Clinical samples were largely collected opportunistically from veterinary and rehabilitation clinics, so their precise location was not available. Sampled animals were categorised based on the genetically distinct bioregions previously identified by Johnson, et al.38; Central Qld, Northern NSW/Southern Qld, Mid North NSW, Central NSW and South Australia (SA) (Table 1; Fig. 1). The opportunistic nature of our sampling strategy is not suitable for calculating accurate prevalence of PhaHV-2, but rather extends knowledge of PhaHV-2 presence within sampled regions of NSW and Qld. The age of the koalas was estimated based on tooth wear classes I-VII using a previously-described methodology39 and ranged from classes I to VII, with 52 unknown (Table 3).

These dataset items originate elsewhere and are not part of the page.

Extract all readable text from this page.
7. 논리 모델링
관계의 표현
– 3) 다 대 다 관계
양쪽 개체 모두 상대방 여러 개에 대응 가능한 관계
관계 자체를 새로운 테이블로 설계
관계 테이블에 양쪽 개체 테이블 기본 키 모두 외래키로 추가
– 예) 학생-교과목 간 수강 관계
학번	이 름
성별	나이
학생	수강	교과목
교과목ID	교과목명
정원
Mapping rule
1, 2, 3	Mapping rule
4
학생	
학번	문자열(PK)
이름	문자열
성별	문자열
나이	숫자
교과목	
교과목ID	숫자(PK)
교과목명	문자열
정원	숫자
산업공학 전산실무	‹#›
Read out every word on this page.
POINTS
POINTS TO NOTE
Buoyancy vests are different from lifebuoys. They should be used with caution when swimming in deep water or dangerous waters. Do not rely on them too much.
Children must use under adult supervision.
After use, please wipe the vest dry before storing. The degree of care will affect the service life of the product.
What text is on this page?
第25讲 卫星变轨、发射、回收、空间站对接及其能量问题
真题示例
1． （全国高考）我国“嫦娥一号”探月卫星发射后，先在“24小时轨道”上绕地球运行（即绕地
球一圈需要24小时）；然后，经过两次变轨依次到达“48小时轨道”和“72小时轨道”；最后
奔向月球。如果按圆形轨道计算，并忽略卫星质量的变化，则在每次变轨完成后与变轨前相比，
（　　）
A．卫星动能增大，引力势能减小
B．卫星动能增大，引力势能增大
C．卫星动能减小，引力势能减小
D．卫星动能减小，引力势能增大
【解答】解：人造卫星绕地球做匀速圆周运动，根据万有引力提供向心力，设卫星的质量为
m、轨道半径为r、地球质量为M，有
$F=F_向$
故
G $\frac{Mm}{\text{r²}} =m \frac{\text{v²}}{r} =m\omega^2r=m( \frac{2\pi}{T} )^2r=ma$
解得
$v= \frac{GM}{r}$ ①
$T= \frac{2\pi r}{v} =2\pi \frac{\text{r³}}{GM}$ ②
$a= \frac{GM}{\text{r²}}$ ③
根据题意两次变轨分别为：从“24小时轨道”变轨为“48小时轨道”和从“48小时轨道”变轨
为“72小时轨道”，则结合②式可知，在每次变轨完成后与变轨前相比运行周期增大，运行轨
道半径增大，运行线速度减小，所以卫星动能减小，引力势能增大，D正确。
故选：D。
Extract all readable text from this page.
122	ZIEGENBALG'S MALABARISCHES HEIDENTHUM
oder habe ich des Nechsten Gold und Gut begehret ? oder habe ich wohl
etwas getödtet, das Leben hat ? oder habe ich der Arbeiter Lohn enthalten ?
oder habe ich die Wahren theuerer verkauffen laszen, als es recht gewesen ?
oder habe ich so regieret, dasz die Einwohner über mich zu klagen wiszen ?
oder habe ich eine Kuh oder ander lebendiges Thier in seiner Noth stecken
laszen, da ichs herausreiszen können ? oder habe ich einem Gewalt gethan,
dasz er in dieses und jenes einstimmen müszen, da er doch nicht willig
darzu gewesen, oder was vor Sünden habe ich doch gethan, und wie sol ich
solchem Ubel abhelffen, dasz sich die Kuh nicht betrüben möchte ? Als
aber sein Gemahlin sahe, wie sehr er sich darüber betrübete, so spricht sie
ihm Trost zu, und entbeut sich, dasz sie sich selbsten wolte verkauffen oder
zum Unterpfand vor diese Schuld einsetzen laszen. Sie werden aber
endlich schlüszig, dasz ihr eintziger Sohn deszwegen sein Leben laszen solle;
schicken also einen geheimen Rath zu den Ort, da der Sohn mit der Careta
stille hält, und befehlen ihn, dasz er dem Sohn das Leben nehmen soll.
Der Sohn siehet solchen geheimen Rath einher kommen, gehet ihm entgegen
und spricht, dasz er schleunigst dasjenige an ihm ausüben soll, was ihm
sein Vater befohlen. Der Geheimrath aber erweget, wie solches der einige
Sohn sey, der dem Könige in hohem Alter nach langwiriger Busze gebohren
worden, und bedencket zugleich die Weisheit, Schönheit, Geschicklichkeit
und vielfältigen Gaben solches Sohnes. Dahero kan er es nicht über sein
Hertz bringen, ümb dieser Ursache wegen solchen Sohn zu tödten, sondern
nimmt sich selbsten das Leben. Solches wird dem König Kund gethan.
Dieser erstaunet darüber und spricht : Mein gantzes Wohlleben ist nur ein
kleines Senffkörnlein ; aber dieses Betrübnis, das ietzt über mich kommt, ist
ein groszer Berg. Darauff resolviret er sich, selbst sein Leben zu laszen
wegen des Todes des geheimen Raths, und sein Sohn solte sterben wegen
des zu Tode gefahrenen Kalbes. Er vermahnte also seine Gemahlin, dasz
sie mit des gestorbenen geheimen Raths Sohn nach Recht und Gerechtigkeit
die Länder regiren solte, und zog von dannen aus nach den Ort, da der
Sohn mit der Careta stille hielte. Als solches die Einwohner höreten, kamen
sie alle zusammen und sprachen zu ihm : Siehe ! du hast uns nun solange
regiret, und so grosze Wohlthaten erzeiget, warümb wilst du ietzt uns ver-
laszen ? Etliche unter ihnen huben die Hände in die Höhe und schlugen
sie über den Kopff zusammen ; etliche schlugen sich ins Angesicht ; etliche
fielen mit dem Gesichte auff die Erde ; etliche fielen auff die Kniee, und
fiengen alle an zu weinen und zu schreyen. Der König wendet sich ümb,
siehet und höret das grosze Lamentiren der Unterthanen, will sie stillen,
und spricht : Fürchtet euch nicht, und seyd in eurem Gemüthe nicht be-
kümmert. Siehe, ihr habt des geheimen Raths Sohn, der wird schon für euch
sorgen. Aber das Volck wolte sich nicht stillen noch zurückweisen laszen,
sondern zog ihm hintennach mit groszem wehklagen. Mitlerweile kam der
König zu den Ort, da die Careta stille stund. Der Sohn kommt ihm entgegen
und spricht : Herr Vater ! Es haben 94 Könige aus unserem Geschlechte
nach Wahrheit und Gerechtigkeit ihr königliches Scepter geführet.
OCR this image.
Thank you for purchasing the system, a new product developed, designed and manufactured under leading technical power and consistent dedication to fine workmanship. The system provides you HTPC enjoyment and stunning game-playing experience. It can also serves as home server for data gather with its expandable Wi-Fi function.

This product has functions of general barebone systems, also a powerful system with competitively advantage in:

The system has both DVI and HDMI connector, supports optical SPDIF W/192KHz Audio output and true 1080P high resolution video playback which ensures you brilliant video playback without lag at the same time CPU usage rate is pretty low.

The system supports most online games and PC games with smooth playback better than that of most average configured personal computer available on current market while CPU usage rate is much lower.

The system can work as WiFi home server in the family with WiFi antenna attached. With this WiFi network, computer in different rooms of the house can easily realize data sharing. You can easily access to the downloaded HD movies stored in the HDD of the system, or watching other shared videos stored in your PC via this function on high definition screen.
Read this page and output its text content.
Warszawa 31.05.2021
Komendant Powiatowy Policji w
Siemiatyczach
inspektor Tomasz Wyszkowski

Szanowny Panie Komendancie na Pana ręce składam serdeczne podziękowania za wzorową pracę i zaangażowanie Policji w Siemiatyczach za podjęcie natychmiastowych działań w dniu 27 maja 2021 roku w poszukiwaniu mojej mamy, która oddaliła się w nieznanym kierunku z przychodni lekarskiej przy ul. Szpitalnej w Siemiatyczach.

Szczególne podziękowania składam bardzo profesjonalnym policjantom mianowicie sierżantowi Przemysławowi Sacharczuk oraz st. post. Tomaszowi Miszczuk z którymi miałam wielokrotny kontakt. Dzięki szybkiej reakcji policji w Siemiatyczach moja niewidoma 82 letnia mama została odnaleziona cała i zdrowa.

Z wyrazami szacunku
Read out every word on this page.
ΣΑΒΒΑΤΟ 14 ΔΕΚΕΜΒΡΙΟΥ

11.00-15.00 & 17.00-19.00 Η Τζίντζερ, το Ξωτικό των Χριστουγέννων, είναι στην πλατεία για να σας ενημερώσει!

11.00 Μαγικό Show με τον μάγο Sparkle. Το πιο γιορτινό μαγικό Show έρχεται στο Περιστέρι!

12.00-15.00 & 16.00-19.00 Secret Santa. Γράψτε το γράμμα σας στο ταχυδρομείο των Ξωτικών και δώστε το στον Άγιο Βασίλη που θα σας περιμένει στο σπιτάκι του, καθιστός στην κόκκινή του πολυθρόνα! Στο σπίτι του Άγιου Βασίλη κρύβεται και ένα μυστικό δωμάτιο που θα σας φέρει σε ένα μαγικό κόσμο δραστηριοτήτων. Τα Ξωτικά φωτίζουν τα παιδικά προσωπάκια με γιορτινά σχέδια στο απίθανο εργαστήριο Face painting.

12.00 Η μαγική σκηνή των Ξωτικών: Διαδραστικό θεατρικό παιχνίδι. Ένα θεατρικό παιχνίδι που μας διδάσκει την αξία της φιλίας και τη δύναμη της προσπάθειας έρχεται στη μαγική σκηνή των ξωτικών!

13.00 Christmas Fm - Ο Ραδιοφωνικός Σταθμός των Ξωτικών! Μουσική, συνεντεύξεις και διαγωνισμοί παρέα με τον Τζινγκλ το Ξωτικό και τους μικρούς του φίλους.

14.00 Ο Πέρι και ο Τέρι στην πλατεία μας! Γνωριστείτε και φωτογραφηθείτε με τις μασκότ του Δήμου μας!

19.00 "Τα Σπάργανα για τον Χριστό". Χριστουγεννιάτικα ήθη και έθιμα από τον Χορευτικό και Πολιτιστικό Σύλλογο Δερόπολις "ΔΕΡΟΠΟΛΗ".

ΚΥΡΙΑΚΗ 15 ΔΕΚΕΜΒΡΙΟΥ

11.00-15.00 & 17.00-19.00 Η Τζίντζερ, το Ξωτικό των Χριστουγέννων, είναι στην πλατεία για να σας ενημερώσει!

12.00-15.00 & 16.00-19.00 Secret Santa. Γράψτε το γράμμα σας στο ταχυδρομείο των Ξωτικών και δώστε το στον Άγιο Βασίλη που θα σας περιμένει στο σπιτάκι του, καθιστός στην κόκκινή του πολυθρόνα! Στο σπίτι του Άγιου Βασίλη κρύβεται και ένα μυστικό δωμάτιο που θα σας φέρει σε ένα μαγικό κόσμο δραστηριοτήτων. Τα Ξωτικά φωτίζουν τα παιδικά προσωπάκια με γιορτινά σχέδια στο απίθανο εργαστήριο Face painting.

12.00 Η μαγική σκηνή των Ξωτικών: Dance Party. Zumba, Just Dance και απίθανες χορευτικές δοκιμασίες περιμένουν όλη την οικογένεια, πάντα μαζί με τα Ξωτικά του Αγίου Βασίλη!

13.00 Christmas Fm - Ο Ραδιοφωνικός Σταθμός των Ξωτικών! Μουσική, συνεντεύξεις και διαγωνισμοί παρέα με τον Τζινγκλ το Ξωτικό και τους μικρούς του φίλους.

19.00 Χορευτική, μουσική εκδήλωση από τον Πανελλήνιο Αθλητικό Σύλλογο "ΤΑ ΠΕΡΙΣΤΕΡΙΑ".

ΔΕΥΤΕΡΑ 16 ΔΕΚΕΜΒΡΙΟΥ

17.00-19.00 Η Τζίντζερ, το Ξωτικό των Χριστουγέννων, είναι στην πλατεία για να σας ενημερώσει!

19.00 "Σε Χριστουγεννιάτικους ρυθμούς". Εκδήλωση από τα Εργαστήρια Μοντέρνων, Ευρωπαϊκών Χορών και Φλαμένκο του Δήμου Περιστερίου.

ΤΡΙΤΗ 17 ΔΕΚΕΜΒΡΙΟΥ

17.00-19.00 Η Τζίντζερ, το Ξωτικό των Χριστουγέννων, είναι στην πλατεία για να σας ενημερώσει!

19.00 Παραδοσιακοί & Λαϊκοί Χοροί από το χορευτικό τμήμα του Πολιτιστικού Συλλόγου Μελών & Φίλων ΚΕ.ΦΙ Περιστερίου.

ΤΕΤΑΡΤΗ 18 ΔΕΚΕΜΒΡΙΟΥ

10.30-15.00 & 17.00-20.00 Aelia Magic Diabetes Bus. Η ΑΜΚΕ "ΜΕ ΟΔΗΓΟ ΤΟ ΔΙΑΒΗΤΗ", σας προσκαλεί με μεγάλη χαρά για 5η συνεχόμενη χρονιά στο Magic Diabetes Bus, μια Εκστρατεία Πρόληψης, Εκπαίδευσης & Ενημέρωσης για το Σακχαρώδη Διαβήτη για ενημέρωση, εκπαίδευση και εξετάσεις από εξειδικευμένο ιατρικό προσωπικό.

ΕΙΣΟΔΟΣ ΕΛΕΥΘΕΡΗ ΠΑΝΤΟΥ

We employed generalized linear models (GLMs) to assess the relationships between PhaHV-2 detection to that of PhaHV-1, C. pecorum, age, sex and region. PhaHV-2 was selected as the binary outcome variable in R v4.2.0 40. As our sampling technique did not enable population-level evaluation of PhaHV-2 presence, sampling locations were grouped into five broad regions as outlined above. Data on sex and age was available for a subset of koalas (n = 143 and 105 respectively) so these variables were also included as possible predictors for PhaHV-2 presence. To investigate whether co-infection with PhaHVs impacts the presentation of clinical signs in koalas infected with C. pecorum, we studied an additional subset of koalas positive for C. pecorum and with data available on clinical signs consistent with chlamydial infection (n = 22, 12 of which displayed clinical signs). Reporting of ocular and urogenital clinical signs was variable, so this was reduced to a binary term. A secondary GLM was conducted using clinical data (binary; yes (presence of clinical signs) or no (absence of clinical signs)) as the outcome variable and PhaHV-2 detection, PhaHV-1 detection, age and sex as possible explanatory variables. GLMs were performed in R using the ‘LMe4’ package41. We followed the information theoretic approach, developed by Grueber, et al.42. The model is first standardized using the ‘arm’ package43,44, then the ‘MuMin package’45 to determine the top two AICc (small sample-size corrected Akaike information criterion) to generate the final model. The relative importance (RI) of each explanatory variable was determined by adding the Akaike weights from all the final models where the predictor was present, with an RI of 1 indicating a strong predictor. Univariate analyses were also performed to understand the nature of the associations, by calculating p values and 95% confidence intervals using odds ratios and chi-squared tests (X2) in 2 × 2 tables for significant predictors identified through GLM.